Más allá de sus graves efectos sustantivos, de orden económico y social, la crisis tuvo su dimensión más dramática en dos escenarios que captaron durante tres años al público en general. El primero era la calle, donde se produjeron las manifestaciones del 15-M, la oleada abortada de huelgas sindicales, los escraches a políticos e instituciones, las revueltas del Gamonal y Sants, las pitadas de los preferentistas, los comandos antidesahucios, las protestas contra Wert, las manifestaciones contra el aborto, las concentraciones contra los ERE y las blancas y de otros colores contra los recortes en sanidad y los servicios públicos. Y el segundo fue la galaxia mediática, donde las tertulias y reality shows pugnaban por satisfacer el consumo de informes de Cáritas, historias de jóvenes que emigraron a Londres, niños que llegan a clase sin desayuno, cajeras de supermercado que no puede pagar su hipoteca de 280.000 euros, funcionarios que no cobraron la paga extra y emigrantes que fueron devueltos a Marruecos después de haberse saltado heroicamente las vallas y concertinas.

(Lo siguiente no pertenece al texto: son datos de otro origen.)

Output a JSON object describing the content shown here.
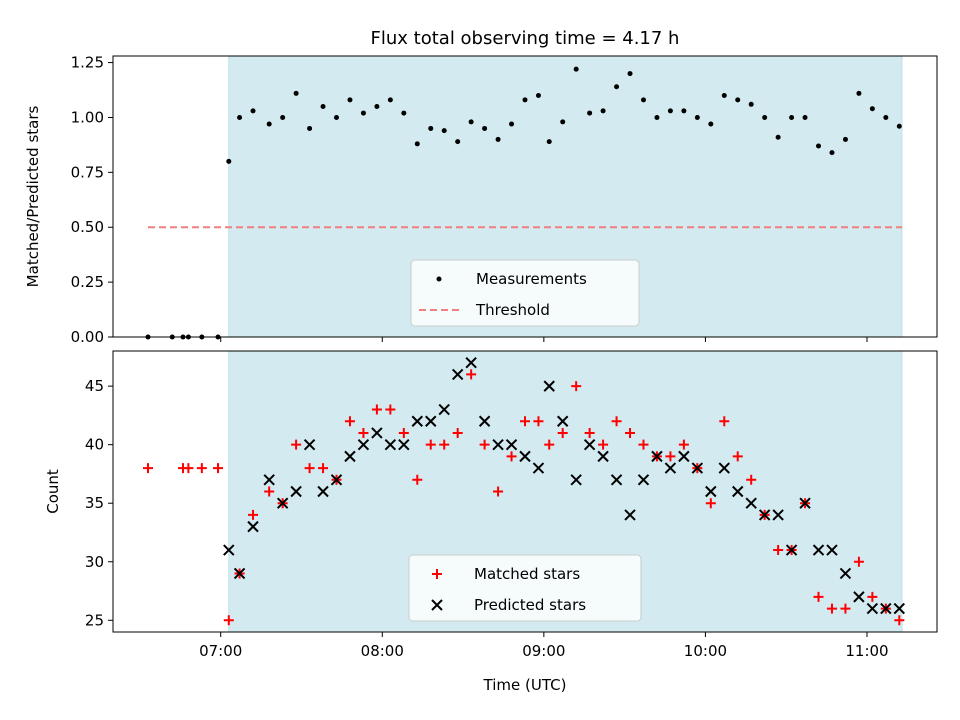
{
  "chart_data": [
    {
      "type": "scatter",
      "title": "Flux total observing time = 4.17 h",
      "ylabel": "Matched/Predicted stars",
      "xlabel": "",
      "xlim": [
        "06:20",
        "11:26"
      ],
      "ylim": [
        0,
        1.28
      ],
      "yticks": [
        "0.00",
        "0.25",
        "0.50",
        "0.75",
        "1.00",
        "1.25"
      ],
      "xticks": [
        "07:00",
        "08:00",
        "09:00",
        "10:00",
        "11:00"
      ],
      "shaded_span": [
        "07:03",
        "11:13"
      ],
      "shade_color": "#d3eaf0",
      "legend": {
        "position": "lower center",
        "entries": [
          "Measurements",
          "Threshold"
        ]
      },
      "threshold": {
        "name": "Threshold",
        "value": 0.5,
        "x_range": [
          "06:33",
          "11:13"
        ],
        "color": "#f08080"
      },
      "series": [
        {
          "name": "Measurements",
          "color": "#000000",
          "x": [
            "06:33",
            "06:42",
            "06:46",
            "06:48",
            "06:53",
            "06:59",
            "07:03",
            "07:07",
            "07:12",
            "07:18",
            "07:23",
            "07:28",
            "07:33",
            "07:38",
            "07:43",
            "07:48",
            "07:53",
            "07:58",
            "08:03",
            "08:08",
            "08:13",
            "08:18",
            "08:23",
            "08:28",
            "08:33",
            "08:38",
            "08:43",
            "08:48",
            "08:53",
            "08:58",
            "09:02",
            "09:07",
            "09:12",
            "09:17",
            "09:22",
            "09:27",
            "09:32",
            "09:37",
            "09:42",
            "09:47",
            "09:52",
            "09:57",
            "10:02",
            "10:07",
            "10:12",
            "10:17",
            "10:22",
            "10:27",
            "10:32",
            "10:37",
            "10:42",
            "10:47",
            "10:52",
            "10:57",
            "11:02",
            "11:07",
            "11:12"
          ],
          "y": [
            0,
            0,
            0,
            0,
            0,
            0,
            0.8,
            1.0,
            1.03,
            0.97,
            1.0,
            1.11,
            0.95,
            1.05,
            1.0,
            1.08,
            1.02,
            1.05,
            1.08,
            1.02,
            0.88,
            0.95,
            0.94,
            0.89,
            0.98,
            0.95,
            0.9,
            0.97,
            1.08,
            1.1,
            0.89,
            0.98,
            1.22,
            1.02,
            1.03,
            1.14,
            1.2,
            1.08,
            1.0,
            1.03,
            1.03,
            1.0,
            0.97,
            1.1,
            1.08,
            1.06,
            1.0,
            0.91,
            1.0,
            1.0,
            0.87,
            0.84,
            0.9,
            1.11,
            1.04,
            1.0,
            0.96
          ]
        }
      ]
    },
    {
      "type": "scatter",
      "title": "",
      "ylabel": "Count",
      "xlabel": "Time (UTC)",
      "xlim": [
        "06:20",
        "11:26"
      ],
      "ylim": [
        24,
        48
      ],
      "yticks": [
        "25",
        "30",
        "35",
        "40",
        "45"
      ],
      "xticks": [
        "07:00",
        "08:00",
        "09:00",
        "10:00",
        "11:00"
      ],
      "shaded_span": [
        "07:03",
        "11:13"
      ],
      "shade_color": "#d3eaf0",
      "legend": {
        "position": "lower center",
        "entries": [
          "Matched stars",
          "Predicted stars"
        ]
      },
      "series": [
        {
          "name": "Matched stars",
          "marker": "+",
          "color": "#ff0000",
          "x": [
            "06:33",
            "06:46",
            "06:48",
            "06:53",
            "06:59",
            "07:03",
            "07:07",
            "07:12",
            "07:18",
            "07:23",
            "07:28",
            "07:33",
            "07:38",
            "07:43",
            "07:48",
            "07:53",
            "07:58",
            "08:03",
            "08:08",
            "08:13",
            "08:18",
            "08:23",
            "08:28",
            "08:33",
            "08:38",
            "08:43",
            "08:48",
            "08:53",
            "08:58",
            "09:02",
            "09:07",
            "09:12",
            "09:17",
            "09:22",
            "09:27",
            "09:32",
            "09:37",
            "09:42",
            "09:47",
            "09:52",
            "09:57",
            "10:02",
            "10:07",
            "10:12",
            "10:17",
            "10:22",
            "10:27",
            "10:32",
            "10:37",
            "10:42",
            "10:47",
            "10:52",
            "10:57",
            "11:02",
            "11:07",
            "11:12"
          ],
          "y": [
            38,
            38,
            38,
            38,
            38,
            25,
            29,
            34,
            36,
            35,
            40,
            38,
            38,
            37,
            42,
            41,
            43,
            43,
            41,
            37,
            40,
            40,
            41,
            46,
            40,
            36,
            39,
            42,
            42,
            40,
            41,
            45,
            41,
            40,
            42,
            41,
            40,
            39,
            39,
            40,
            38,
            35,
            42,
            39,
            37,
            34,
            31,
            31,
            35,
            27,
            26,
            26,
            30,
            27,
            26,
            25
          ]
        },
        {
          "name": "Predicted stars",
          "marker": "x",
          "color": "#000000",
          "x": [
            "07:03",
            "07:07",
            "07:12",
            "07:18",
            "07:23",
            "07:28",
            "07:33",
            "07:38",
            "07:43",
            "07:48",
            "07:53",
            "07:58",
            "08:03",
            "08:08",
            "08:13",
            "08:18",
            "08:23",
            "08:28",
            "08:33",
            "08:38",
            "08:43",
            "08:48",
            "08:53",
            "08:58",
            "09:02",
            "09:07",
            "09:12",
            "09:17",
            "09:22",
            "09:27",
            "09:32",
            "09:37",
            "09:42",
            "09:47",
            "09:52",
            "09:57",
            "10:02",
            "10:07",
            "10:12",
            "10:17",
            "10:22",
            "10:27",
            "10:32",
            "10:37",
            "10:42",
            "10:47",
            "10:52",
            "10:57",
            "11:02",
            "11:07",
            "11:12"
          ],
          "y": [
            31,
            29,
            33,
            37,
            35,
            36,
            40,
            36,
            37,
            39,
            40,
            41,
            40,
            40,
            42,
            42,
            43,
            46,
            47,
            42,
            40,
            40,
            39,
            38,
            45,
            42,
            37,
            40,
            39,
            37,
            34,
            37,
            39,
            38,
            39,
            38,
            36,
            38,
            36,
            35,
            34,
            34,
            31,
            35,
            31,
            31,
            29,
            27,
            26,
            26,
            26
          ]
        }
      ]
    }
  ]
}
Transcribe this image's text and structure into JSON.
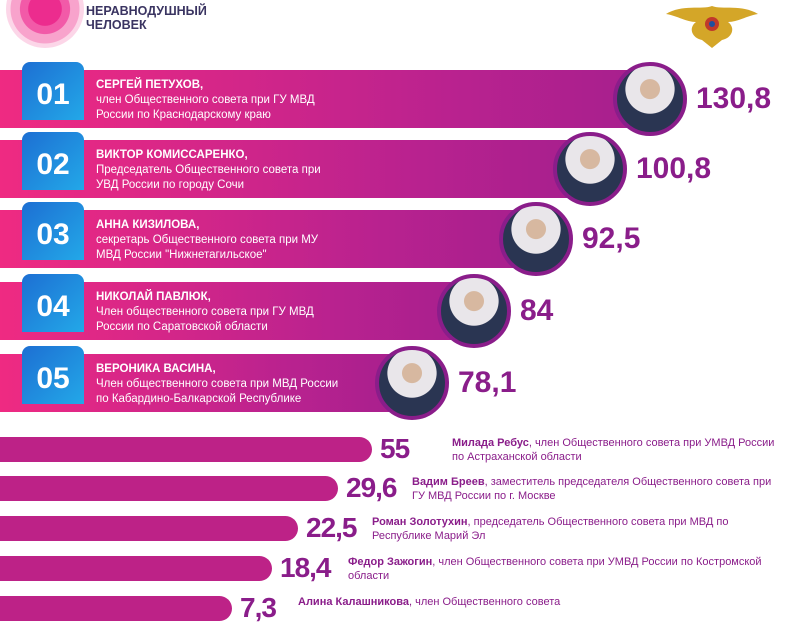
{
  "brand": {
    "line1": "НЕРАВНОДУШНЫЙ",
    "line2": "ЧЕЛОВЕК"
  },
  "colors": {
    "bar": "#bd2287",
    "value": "#8a1d8a",
    "number_box": "#1d8fe0",
    "brand_text": "#3a3461"
  },
  "chart_data": {
    "type": "bar",
    "orientation": "horizontal",
    "top": [
      {
        "rank": "01",
        "name": "СЕРГЕЙ ПЕТУХОВ,",
        "line1": "член Общественного совета при ГУ МВД",
        "line2": "России по Краснодарскому краю",
        "value": 130.8,
        "label": "130,8"
      },
      {
        "rank": "02",
        "name": "ВИКТОР КОМИССАРЕНКО,",
        "line1": "Председатель Общественного совета при",
        "line2": "УВД России по городу Сочи",
        "value": 100.8,
        "label": "100,8"
      },
      {
        "rank": "03",
        "name": "АННА КИЗИЛОВА,",
        "line1": "секретарь Общественного совета при МУ",
        "line2": "МВД России \"Нижнетагильское\"",
        "value": 92.5,
        "label": "92,5"
      },
      {
        "rank": "04",
        "name": "НИКОЛАЙ ПАВЛЮК,",
        "line1": "Член общественного совета при ГУ МВД",
        "line2": "России по Саратовской области",
        "value": 84,
        "label": "84"
      },
      {
        "rank": "05",
        "name": "ВЕРОНИКА ВАСИНА,",
        "line1": "Член общественного совета при МВД России",
        "line2": "по Кабардино-Балкарской Республике",
        "value": 78.1,
        "label": "78,1"
      }
    ],
    "rest": [
      {
        "name": "Милада Ребус",
        "desc": ", член Общественного совета при УМВД России по Астраханской области",
        "value": 55,
        "label": "55"
      },
      {
        "name": "Вадим Бреев",
        "desc": ", заместитель председателя Общественного совета при ГУ МВД России по г. Москве",
        "value": 29.6,
        "label": "29,6"
      },
      {
        "name": "Роман Золотухин",
        "desc": ", председатель Общественного совета при МВД по Республике Марий Эл",
        "value": 22.5,
        "label": "22,5"
      },
      {
        "name": "Федор Зажогин",
        "desc": ", член Общественного совета при УМВД России по Костромской области",
        "value": 18.4,
        "label": "18,4"
      },
      {
        "name": "Алина Калашникова",
        "desc": ", член Общественного совета",
        "label": "7,3"
      }
    ]
  }
}
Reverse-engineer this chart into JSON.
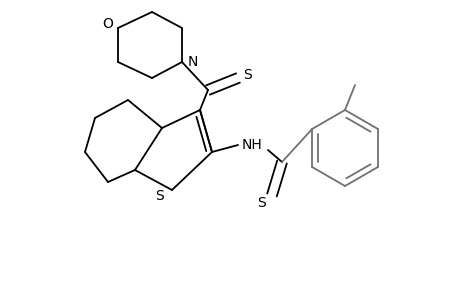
{
  "background_color": "#ffffff",
  "line_color": "#000000",
  "gray_line_color": "#707070",
  "figsize": [
    4.6,
    3.0
  ],
  "dpi": 100,
  "xlim": [
    0,
    4.6
  ],
  "ylim": [
    0,
    3.0
  ]
}
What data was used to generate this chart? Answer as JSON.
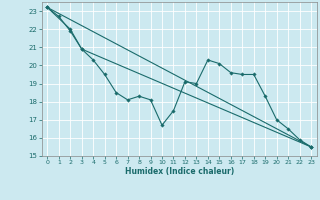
{
  "title": "",
  "xlabel": "Humidex (Indice chaleur)",
  "background_color": "#cce9f0",
  "grid_color": "#ffffff",
  "line_color": "#1a6b6b",
  "xlim": [
    -0.5,
    23.5
  ],
  "ylim": [
    15,
    23.5
  ],
  "yticks": [
    15,
    16,
    17,
    18,
    19,
    20,
    21,
    22,
    23
  ],
  "xticks": [
    0,
    1,
    2,
    3,
    4,
    5,
    6,
    7,
    8,
    9,
    10,
    11,
    12,
    13,
    14,
    15,
    16,
    17,
    18,
    19,
    20,
    21,
    22,
    23
  ],
  "series": [
    [
      0,
      23.2
    ],
    [
      1,
      22.7
    ],
    [
      2,
      21.9
    ],
    [
      3,
      20.9
    ],
    [
      4,
      20.3
    ],
    [
      5,
      19.5
    ],
    [
      6,
      18.5
    ],
    [
      7,
      18.1
    ],
    [
      8,
      18.3
    ],
    [
      9,
      18.1
    ],
    [
      10,
      16.7
    ],
    [
      11,
      17.5
    ],
    [
      12,
      19.1
    ],
    [
      13,
      19.0
    ],
    [
      14,
      20.3
    ],
    [
      15,
      20.1
    ],
    [
      16,
      19.6
    ],
    [
      17,
      19.5
    ],
    [
      18,
      19.5
    ],
    [
      19,
      18.3
    ],
    [
      20,
      17.0
    ],
    [
      21,
      16.5
    ],
    [
      22,
      15.9
    ],
    [
      23,
      15.5
    ]
  ],
  "line2": [
    [
      0,
      23.2
    ],
    [
      2,
      22.0
    ],
    [
      3,
      20.9
    ],
    [
      23,
      15.5
    ]
  ],
  "line3": [
    [
      0,
      23.2
    ],
    [
      23,
      15.5
    ]
  ]
}
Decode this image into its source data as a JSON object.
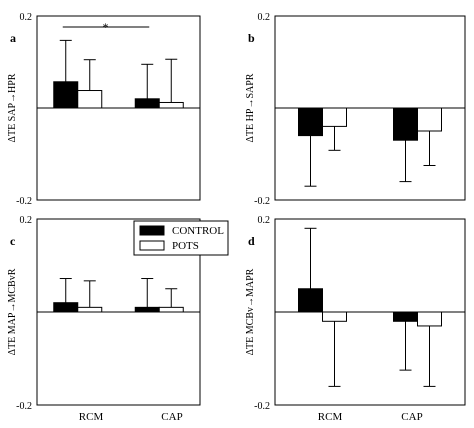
{
  "figure": {
    "x_categories": [
      "RCM",
      "CAP"
    ],
    "legend": [
      {
        "label": "CONTROL",
        "fill": "#000000"
      },
      {
        "label": "POTS",
        "fill": "#ffffff"
      }
    ]
  },
  "chart_data": [
    {
      "type": "bar",
      "panel_label": "a",
      "ylabel": "ΔTE SAP→HPR",
      "ylim": [
        -0.2,
        0.2
      ],
      "yticks": [
        "0.2",
        "-0.2"
      ],
      "categories": [
        "RCM",
        "CAP"
      ],
      "series": [
        {
          "name": "CONTROL",
          "values": [
            0.057,
            0.02
          ],
          "errors": [
            0.09,
            0.075
          ]
        },
        {
          "name": "POTS",
          "values": [
            0.038,
            0.012
          ],
          "errors": [
            0.067,
            0.094
          ]
        }
      ],
      "annotation": "*"
    },
    {
      "type": "bar",
      "panel_label": "b",
      "ylabel": "ΔTE HP→SAPR",
      "ylim": [
        -0.2,
        0.2
      ],
      "yticks": [
        "0.2",
        "-0.2"
      ],
      "categories": [
        "RCM",
        "CAP"
      ],
      "series": [
        {
          "name": "CONTROL",
          "values": [
            -0.06,
            -0.07
          ],
          "errors": [
            0.11,
            0.09
          ]
        },
        {
          "name": "POTS",
          "values": [
            -0.04,
            -0.05
          ],
          "errors": [
            0.052,
            0.075
          ]
        }
      ]
    },
    {
      "type": "bar",
      "panel_label": "c",
      "ylabel": "ΔTE MAP→MCBvR",
      "ylim": [
        -0.2,
        0.2
      ],
      "yticks": [
        "0.2",
        "-0.2"
      ],
      "categories": [
        "RCM",
        "CAP"
      ],
      "series": [
        {
          "name": "CONTROL",
          "values": [
            0.02,
            0.01
          ],
          "errors": [
            0.052,
            0.062
          ]
        },
        {
          "name": "POTS",
          "values": [
            0.01,
            0.01
          ],
          "errors": [
            0.057,
            0.04
          ]
        }
      ]
    },
    {
      "type": "bar",
      "panel_label": "d",
      "ylabel": "ΔTE MCBv→MAPR",
      "ylim": [
        -0.2,
        0.2
      ],
      "yticks": [
        "0.2",
        "-0.2"
      ],
      "categories": [
        "RCM",
        "CAP"
      ],
      "series": [
        {
          "name": "CONTROL",
          "values": [
            0.05,
            -0.02
          ],
          "errors": [
            0.13,
            0.105
          ]
        },
        {
          "name": "POTS",
          "values": [
            -0.02,
            -0.03
          ],
          "errors": [
            0.14,
            0.13
          ]
        }
      ]
    }
  ]
}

Y sobre tales escenarios se creó la imagen de una España miserable e injusta, entregada a la banca y a Merkel, con servicios de Senegal y pobreza infantil de Rumanía, con una pobreza energética de la que nunca nos habían hablado, y con listas de parados que suben o bajan, según quién debata, de millón en millón. Y hasta hubo economistas que tuvieron que retroceder un siglo para encontrar una España tan pobre, triste y deprimida como esta.
Mi sospecha de que esto no debía ser del todo así me vino de Cataluña, donde bastó un conjuro de Mas a favor del independentismo para que la crisis se evaporase de los medios y fuese sustituida por «España nos roba» y el «dret a decidir». ¡Nunca máis! -diría Manolo Rivas- se volvió a hablar de crisis. Y, lejos de montar nuevos escraches y estadísticas de Cáritas, los catalanes se lanzaron a hacer cadenas humanas, simposios sobre sus guerras contra España, y campañas internacionales a favor del referendo, para las que a la Generalitat nunca le faltó ni tiempo ni dinero.
Y la definitiva convicción de que algo de teatro sí que había me vino de las olas de republicanismo y Podemos que ahora nos invaden, y que han llenado nuestras calles de gente que quiere votar la monarquía, de republicanos confederalistas formados en las célebres aulas del PPO, y de una retórica gauche divine que hizo desaparecer de los medios de comunicación a los desahuciados, los hambrientos, los parados, los preferentistas, los indignados y al mismísimo Krugman. Y todo esto me parece un milagro, porque, aunque la crisis debe seguir ahí, han cambiado las percepciones del pueblo. Y, mientras Cayo Lara encirra sus huestes contra la monarquía, a mí me parece que la crisis de España nos equipara a Namibia.